At a last close of $175.89 versus a narrative fair value of $195.26, the current price sits below what this widely followed view suggests.
The acquisition of nearly $1 billion in engines and aircraft, with a substantial portion being future technology assets like LEAP and GTF engines, is described as positioning the company with more valuable and in-demand assets.
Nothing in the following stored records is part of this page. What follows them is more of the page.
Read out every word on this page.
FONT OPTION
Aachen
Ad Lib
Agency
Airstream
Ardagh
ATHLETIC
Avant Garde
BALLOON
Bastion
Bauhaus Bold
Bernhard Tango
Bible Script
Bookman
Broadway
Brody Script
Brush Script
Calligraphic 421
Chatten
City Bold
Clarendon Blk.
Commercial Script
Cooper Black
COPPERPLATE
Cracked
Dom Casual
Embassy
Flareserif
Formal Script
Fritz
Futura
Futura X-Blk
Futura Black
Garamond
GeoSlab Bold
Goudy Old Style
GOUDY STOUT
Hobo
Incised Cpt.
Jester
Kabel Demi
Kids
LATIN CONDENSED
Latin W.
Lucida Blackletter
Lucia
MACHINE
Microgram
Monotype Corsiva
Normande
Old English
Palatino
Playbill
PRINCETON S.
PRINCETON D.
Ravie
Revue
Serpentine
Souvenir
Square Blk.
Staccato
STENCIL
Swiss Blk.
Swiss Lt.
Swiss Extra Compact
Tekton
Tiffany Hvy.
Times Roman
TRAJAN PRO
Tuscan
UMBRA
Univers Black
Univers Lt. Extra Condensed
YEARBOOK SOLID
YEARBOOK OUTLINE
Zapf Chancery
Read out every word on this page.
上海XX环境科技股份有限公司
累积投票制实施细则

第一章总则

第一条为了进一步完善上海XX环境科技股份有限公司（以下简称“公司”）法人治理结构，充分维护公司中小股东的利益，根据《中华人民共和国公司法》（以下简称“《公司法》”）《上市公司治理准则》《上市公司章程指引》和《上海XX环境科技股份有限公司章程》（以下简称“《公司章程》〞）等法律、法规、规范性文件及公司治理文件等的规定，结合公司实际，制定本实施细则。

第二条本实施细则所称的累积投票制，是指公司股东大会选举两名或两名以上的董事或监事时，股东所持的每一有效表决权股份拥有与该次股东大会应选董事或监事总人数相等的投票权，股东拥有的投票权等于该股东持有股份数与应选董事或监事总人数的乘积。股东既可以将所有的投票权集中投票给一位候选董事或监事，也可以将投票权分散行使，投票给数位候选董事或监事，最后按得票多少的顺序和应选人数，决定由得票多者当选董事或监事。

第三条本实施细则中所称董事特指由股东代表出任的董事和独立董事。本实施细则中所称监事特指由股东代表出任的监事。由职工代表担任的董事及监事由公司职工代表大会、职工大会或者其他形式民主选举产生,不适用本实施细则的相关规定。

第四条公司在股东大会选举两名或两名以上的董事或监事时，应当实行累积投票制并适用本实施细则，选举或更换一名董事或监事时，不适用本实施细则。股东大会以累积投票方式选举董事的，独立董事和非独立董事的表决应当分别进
The signing of the new constant thrust deal for over 20 CFM56-7B engines is cited as indicating strong demand and efficient asset utilization, which the narrative links to potential enhancement of revenue streams and operational efficiency.
Want to see what stands behind that valuation gap? The narrative focuses on expectations for future revenue, margin shifts and a re rated earnings multiple.
Result: Fair Value of $195.26 (UNDERVALUED)
Have a read of the narrative in full and understand what’s behind the forecasts.
However, higher interest rates lifting finance costs, along with potential maintenance challenges on complex LEAP and GTF engines, could quickly undermine this underpriced growth story.
Find out about the key risks to this Willis Lease Finance narrative.
While the popular narrative sees Willis Lease Finance as about 9.9% undervalued at $195.26, the SWS DCF model points the other way. On that cash flow view, an estimate of $29.74 per share suggests the current $175.89 price embeds a lot of optimism. Which set of assumptions do you find more realistic?